The new study quantified for the first time the number of actual sheriffs’ sales of foreclosed properties county by county in Minnesota in 2006. It found a stunning 11,207 foreclosures statewide – nearly double the 5,995 reported in a national study conducted by RealtyTrac, a leading provider of real estate industry data, over the same period.

What if the foreclosure reports for 2006 are substantially off not just for MN but for the entire country?   What does that say about the reporting systems in place currently?   And, doesn’t this situation make the lender mess look even worse?   

Bad news all around… Unless, of course you’re a Real Estate investor in a strong buying position.   There’s lots of buying opportunities out there and it’s easier than ever to browse through home foreclosure listings to find great deals.    Appraisers, Brokers, Banks, the Fed and homeowners themselves drove the Real Estate bubble.   As it pops, there’s many great opportunities to profit from their excesses.

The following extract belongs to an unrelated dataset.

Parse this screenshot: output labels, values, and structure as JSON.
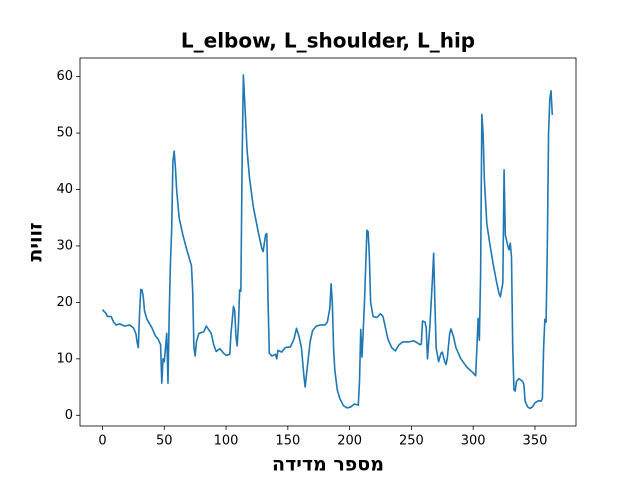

One thought on “Foreclosure stats underreported in 2006

  1. I work for, a foreclosures site and have seen a huge increase in the number of foreclosures in the past 7 months. I believe it is a combination of not only sub-prime and ARM mortgages, but also the high number of people who have gotten loans with interest rates at an all time low… in addition to the rapid depreciation in some areas and the difficulty some are experiencing in selling their homes.